There are eye opening stories on the business page of the New York Times today about Toyota and their business philosphy. Read it here and here.

Essentially, Toyota's expected profits were down a bit because amongst other things they are investing in hybrid engine technology. The key word is investing here. You know, research and development. We used to do that in American industry.

The Times says, "A strong yen, high steel prices and investment in hybrid engine technology forced profits down for the second consective quarter. Kurt Sanger, Japan automotive analyst from Macquarie Securities and other analysts predicted that Toyota’s profits would start rising again in the second half of this year."

I had a great conversation last week with a very successful businessman who said the entire management team at General Motors should be fired for being stupid. My son Justin said pretty much the same thing after attending a meeting in Washington at which a GM manager gave a speech that made him look clueless about the future of transportation. Add to that the bottom line mentality over the next quarters profits and it looks like the American automobile industry might be doomed.

Well, the carpet guys are here.
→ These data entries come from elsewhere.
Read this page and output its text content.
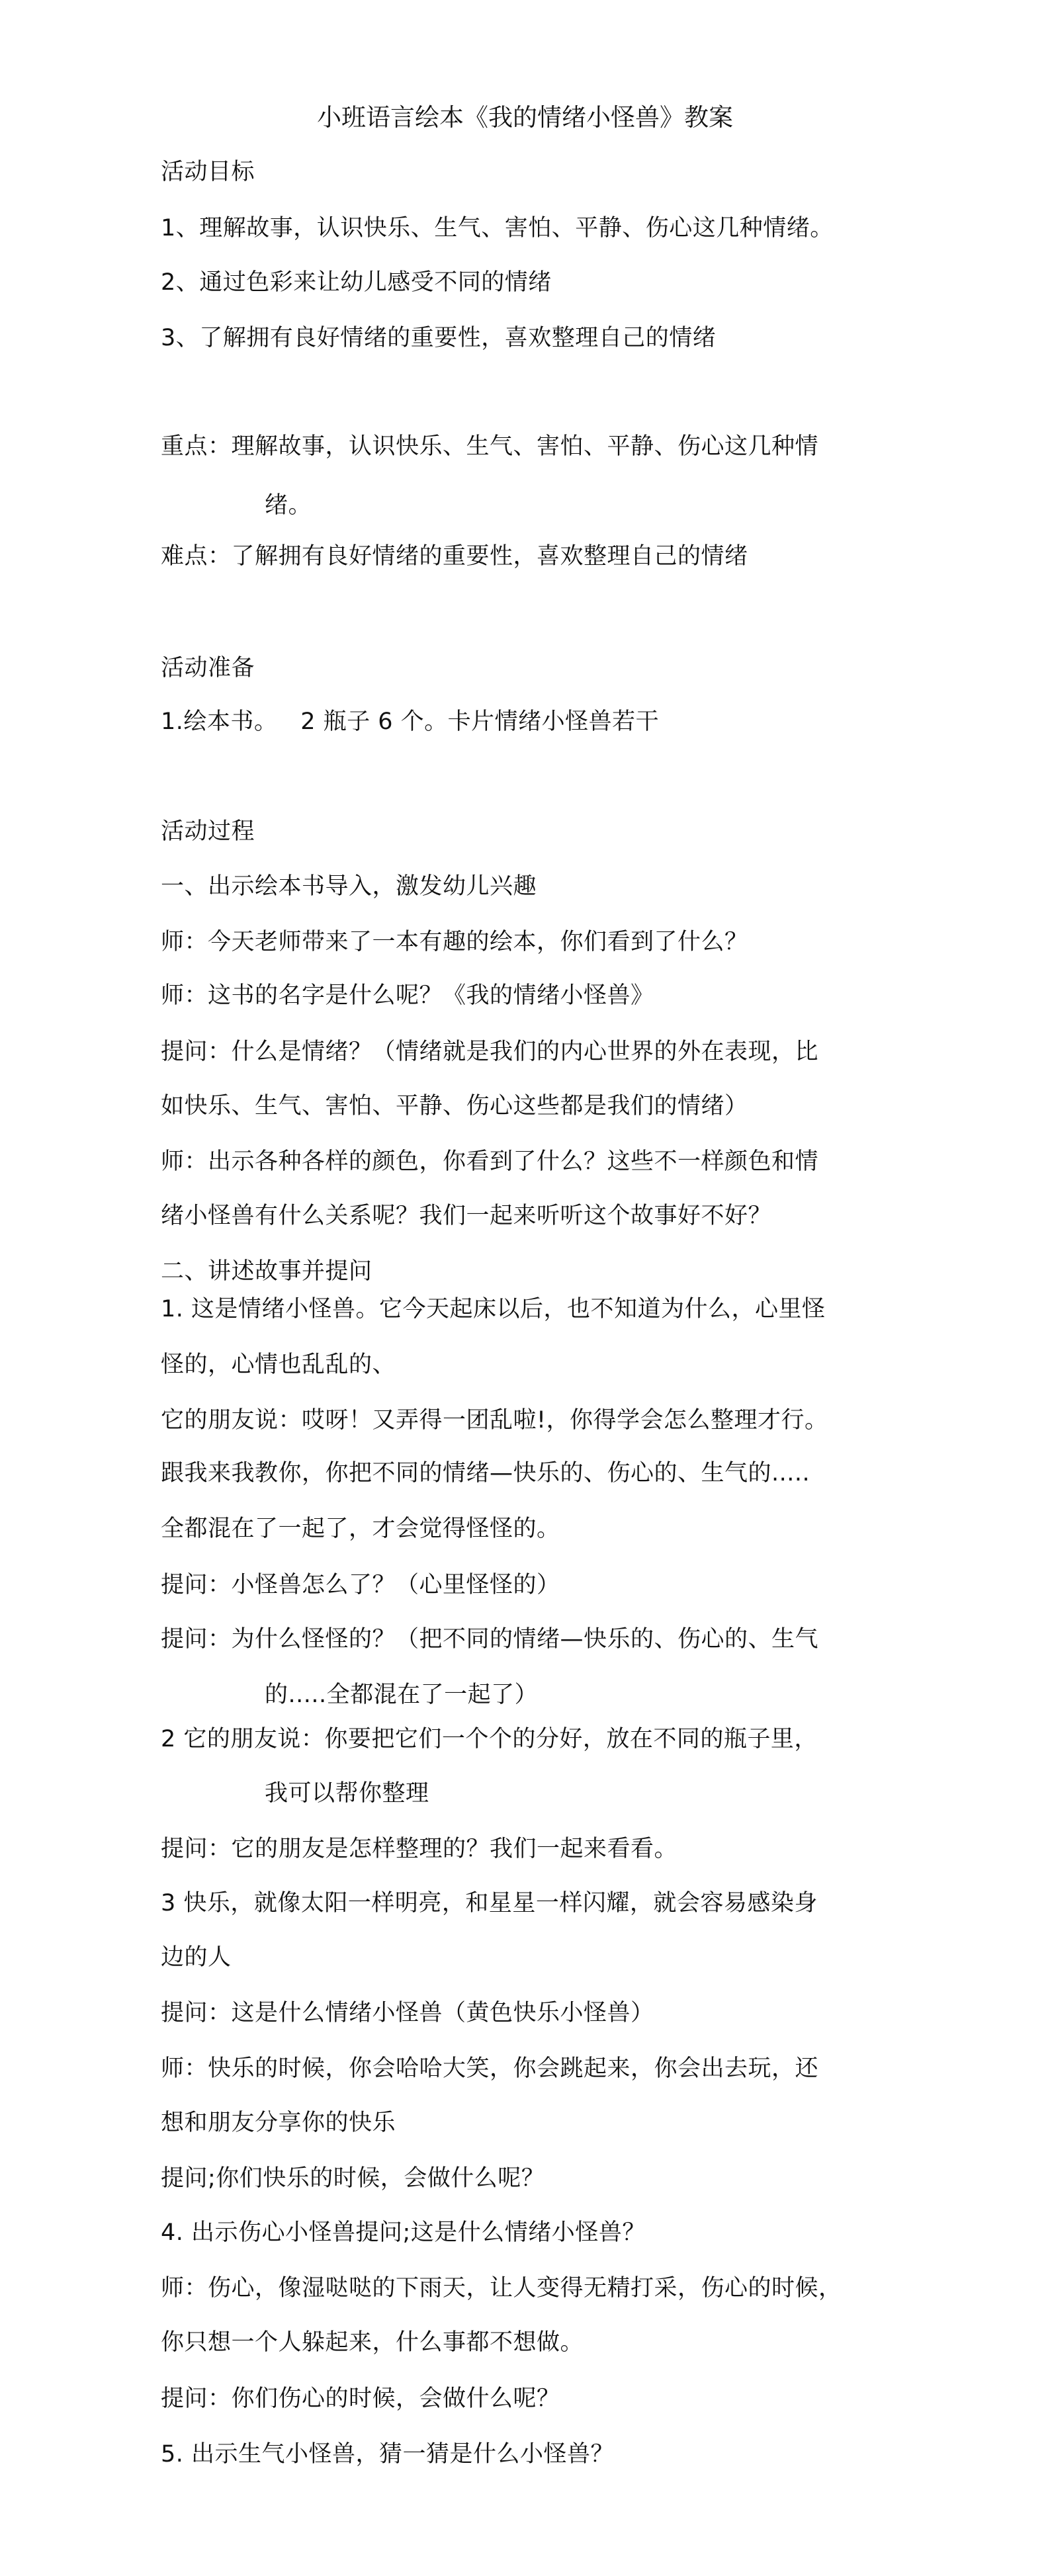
小班语言绘本《我的情绪小怪兽》教案
活动目标
1、理解故事，认识快乐、生气、害怕、平静、伤心这几种情绪。
2、通过色彩来让幼儿感受不同的情绪
3、了解拥有良好情绪的重要性，喜欢整理自己的情绪
重点：理解故事，认识快乐、生气、害怕、平静、伤心这几种情
绪。
难点：了解拥有良好情绪的重要性，喜欢整理自己的情绪
活动准备
1.绘本书。   2 瓶子 6 个。卡片情绪小怪兽若干
活动过程
一、出示绘本书导入，激发幼儿兴趣
师：今天老师带来了一本有趣的绘本，你们看到了什么？
师：这书的名字是什么呢？《我的情绪小怪兽》
提问：什么是情绪？（情绪就是我们的内心世界的外在表现，比
如快乐、生气、害怕、平静、伤心这些都是我们的情绪）
师：出示各种各样的颜色，你看到了什么？这些不一样颜色和情
绪小怪兽有什么关系呢？我们一起来听听这个故事好不好？
二、讲述故事并提问
1. 这是情绪小怪兽。它今天起床以后，也不知道为什么，心里怪
怪的，心情也乱乱的、
它的朋友说：哎呀！又弄得一团乱啦!，你得学会怎么整理才行。
跟我来我教你，你把不同的情绪—快乐的、伤心的、生气的.....
全都混在了一起了，才会觉得怪怪的。
提问：小怪兽怎么了？（心里怪怪的）
提问：为什么怪怪的？（把不同的情绪—快乐的、伤心的、生气
的.....全都混在了一起了）
2 它的朋友说：你要把它们一个个的分好，放在不同的瓶子里，
我可以帮你整理
提问：它的朋友是怎样整理的？我们一起来看看。
3 快乐，就像太阳一样明亮，和星星一样闪耀，就会容易感染身
边的人
提问：这是什么情绪小怪兽（黄色快乐小怪兽）
师：快乐的时候，你会哈哈大笑，你会跳起来，你会出去玩，还
想和朋友分享你的快乐
提问;你们快乐的时候，会做什么呢？
4. 出示伤心小怪兽提问;这是什么情绪小怪兽？
师：伤心，像湿哒哒的下雨天，让人变得无精打采，伤心的时候，
你只想一个人躲起来，什么事都不想做。
提问：你们伤心的时候，会做什么呢？
5. 出示生气小怪兽，猜一猜是什么小怪兽？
This a picture of Jose and his partner who are full time employees of the carpet company I am using. They are both from Michocan, Mexico and have been working with the company for five years. They are doing work that many Americans won't do and they say are happy to be doing it. There was a great article in the New York Times today about the plight of retired Mexican workers. While most of these workers have paid taxes for Medicare, Social Security and Medicaid they likely will not get any benefits. How fair is that? Read the story here.

They will be working here for two days and they are working very hard.They managed, somehow to cram all of the furniture from two bedrooms, the dining room, and living room into the kitchen.